Bu nedenle, otomatik yama uygulamasının giderek daha fazla talep gören bir hizmet olması, özellikle de delikler tamir edilirken pek çok kritik uygulamanın çevrimdışına alınamaması belki de şaşırtıcı değildir.
Bu yaklaşımın öncülerinden biri, yakın zamanda insan bağışıklık sisteminin virüslerle savaşma şeklini modelleyen bir yaklaşımın ana hatlarını çizen Hollanda Uygulamalı Bilimsel Araştırma Örgütü’dür ( TNO ).
ABN-AMRO bankası tarafından “kendi kendini iyileştirme” yaklaşımı uygulanıyor ve TNO, siber suçlulara karşı mücadelede böyle bir yöntemi kullanan ilk büyük kurum olduklarını söylüyor. Bununla birlikte, Rabobank, ING ve de Volksbank da dahil olmak üzere diğerlerinin de suları test etmeye istekli olması nedeniyle uzun süre ilk olacaklarına inanmıyorlar.
“Kendi kendini onaran güvenlik yazılımı çok umut verici görünüyor. Gelecekte ne kadar güvenlik sunabileceklerini görmek için sürekli olarak yeni teknolojileri araştırıyor ve deniyoruz. ABN Amro CISO Martijn Dekker, biyobilimden öğrenmek ve bu bilgiyi BT sistemlerimize uygulamak için iyi bir yol” diyor.

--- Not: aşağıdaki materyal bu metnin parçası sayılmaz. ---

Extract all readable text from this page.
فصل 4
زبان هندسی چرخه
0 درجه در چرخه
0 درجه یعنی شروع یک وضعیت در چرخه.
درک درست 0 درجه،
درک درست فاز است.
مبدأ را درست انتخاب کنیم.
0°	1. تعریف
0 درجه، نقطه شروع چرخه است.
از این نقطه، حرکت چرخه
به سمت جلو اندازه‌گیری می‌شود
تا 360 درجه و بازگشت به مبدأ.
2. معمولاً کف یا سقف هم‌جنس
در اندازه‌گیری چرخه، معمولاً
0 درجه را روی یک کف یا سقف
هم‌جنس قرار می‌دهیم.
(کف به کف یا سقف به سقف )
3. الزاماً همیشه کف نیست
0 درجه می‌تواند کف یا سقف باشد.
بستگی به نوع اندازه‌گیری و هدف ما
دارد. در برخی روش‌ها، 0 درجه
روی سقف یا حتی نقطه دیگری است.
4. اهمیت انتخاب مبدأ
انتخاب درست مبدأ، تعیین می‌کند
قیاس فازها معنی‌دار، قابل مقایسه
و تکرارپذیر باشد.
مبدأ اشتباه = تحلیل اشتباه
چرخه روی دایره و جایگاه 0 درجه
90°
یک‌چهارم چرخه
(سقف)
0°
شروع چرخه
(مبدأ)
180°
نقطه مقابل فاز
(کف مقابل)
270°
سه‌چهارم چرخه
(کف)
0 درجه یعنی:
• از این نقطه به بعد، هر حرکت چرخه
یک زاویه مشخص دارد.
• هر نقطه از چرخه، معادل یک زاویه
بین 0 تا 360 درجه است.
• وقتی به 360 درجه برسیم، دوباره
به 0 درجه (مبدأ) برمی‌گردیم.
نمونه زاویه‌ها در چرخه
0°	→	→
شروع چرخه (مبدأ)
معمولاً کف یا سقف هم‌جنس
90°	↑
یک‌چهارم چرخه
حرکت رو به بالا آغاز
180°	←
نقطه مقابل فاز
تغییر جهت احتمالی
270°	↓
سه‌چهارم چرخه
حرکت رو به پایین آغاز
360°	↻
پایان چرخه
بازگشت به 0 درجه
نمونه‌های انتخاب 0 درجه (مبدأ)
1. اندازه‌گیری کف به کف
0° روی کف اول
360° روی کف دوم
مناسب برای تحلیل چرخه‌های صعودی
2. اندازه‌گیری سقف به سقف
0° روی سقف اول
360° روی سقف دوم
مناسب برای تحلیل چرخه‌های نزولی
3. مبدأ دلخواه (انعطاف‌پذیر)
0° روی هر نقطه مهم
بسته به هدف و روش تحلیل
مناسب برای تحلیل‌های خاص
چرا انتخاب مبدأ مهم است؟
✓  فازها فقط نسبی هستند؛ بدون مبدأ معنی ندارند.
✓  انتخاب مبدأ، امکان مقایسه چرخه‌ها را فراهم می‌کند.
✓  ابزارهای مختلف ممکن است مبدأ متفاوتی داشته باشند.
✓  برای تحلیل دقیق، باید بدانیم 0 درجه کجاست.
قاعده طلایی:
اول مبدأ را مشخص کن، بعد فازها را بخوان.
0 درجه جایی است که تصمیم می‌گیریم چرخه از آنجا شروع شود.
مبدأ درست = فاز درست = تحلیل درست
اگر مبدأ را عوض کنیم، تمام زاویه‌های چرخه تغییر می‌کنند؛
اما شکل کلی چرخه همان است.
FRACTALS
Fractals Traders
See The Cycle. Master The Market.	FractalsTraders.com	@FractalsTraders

Bu Yazılım İnsan’dan İlham Alınarak Yapıldı!
Proje için ilham, insan vücudunun virüslerle savaşma ve kendini yenileyebilme biçiminden geldi. Virüslerin insan vücudu olduğu gibi, siber suçlular da kuruluşlara saldırmak için yeni yollar bulmakta usta olduklarından, bu temel kavram siber güvenlik alanına çevrildi.
Merkezi olmayan sistem sadece kendini onarmakla kalmaz, aynı zamanda bunu yapmak için en uygun zamanı da anlayabilir.
Sistem, açıkça yerleşik olarak yenileme ve yeniden başlatma özelliği ile gelen Kubernetes’e dayanmaktadır. Yeni platform bunun üzerine kurulu ve konteynerlerin sık aralıklarla kendilerini yenilemesine izin veriyor. Geliştiriciler, bunun siber saldırıları engellemek için daha fazla fırsat yarattığına inanıyor.
Bununla birlikte, bilgisayar sistemleri ile kendi bağışıklık sistemimiz arasında, atılabilirlik ilkesi etrafında dönen temel bir fark vardır. İnsan vücudu kendi hücrelerini yeniler, ancak bunu periyodik olarak yapma eğilimindedir. Bu, hücreler fark edilmeden enfekte olurken, bizi sadece geçici olarak hasta etmelerini sağlar. Bağışıklık sistemimiz ayrıca, enfekte olduğundan şüphelenilen hücreleri yok etmek için bu değiştirme işlemini düzenli olarak kullanır, bu enfekte hücreler daha sonra sağlıklı olanlarla değiştirilir.
Tek Kullanımlık
BT sistemlerimiz bu atılabilirlik ilkesini tekrarlayabilseydi, onlara sunabilecekleri siber güvenlik açısından bir takım faydalar sağlayabilirdi. Örneğin, insan bağışıklık sistemi henüz tanımlanmamış saldırılara karşı bile koruma sağlayabiliyor, bu da organizasyonların siber saldırıları şu anda yeterince hızlı tespit edemediğinden BT sistemleri için son derece faydalı olacaktır.
Kullanılabilirlik, siber güvenlik ekiplerinin bir saldırı durumunda sistemlere sağladıkları korumayı otomatik olarak yoğunlaştırmasına da olanak tanır.
Bu, geleneksel olarak BT uzmanlarına meydan okuyan bir alan olmuştur ve TNO yalnızca bunun üstesinden gelmek için değil, aynı zamanda bunu merkezi olmayan ve gerektiğinde tam olarak yanıt verebilecek bir şekilde yapmak için de yola çıkmıştır.
“Bankalar gibi büyük kuruluşların, sürekli yeni bir şeyler ortaya çıkaran siber saldırganlarla sorunları var. TNO’da Kendi Kendini İyileştiren Güvenlik projesinin proje lideri Bart Gijsen, bu yazılım, saldırganların seçeneklerini sınırlayarak onlara koruma sağlıyor” diyor.
Yazılım, GitHub aracılığıyla halka sunuldu ve ekip, bunu yapmanın yalnızca yazılımın yaygın olarak kullanılmasını sağlamakla kalmayıp aynı zamanda uyarlanmasını ve iyileştirilmesini sağlamaya yardımcı olacağını umuyor.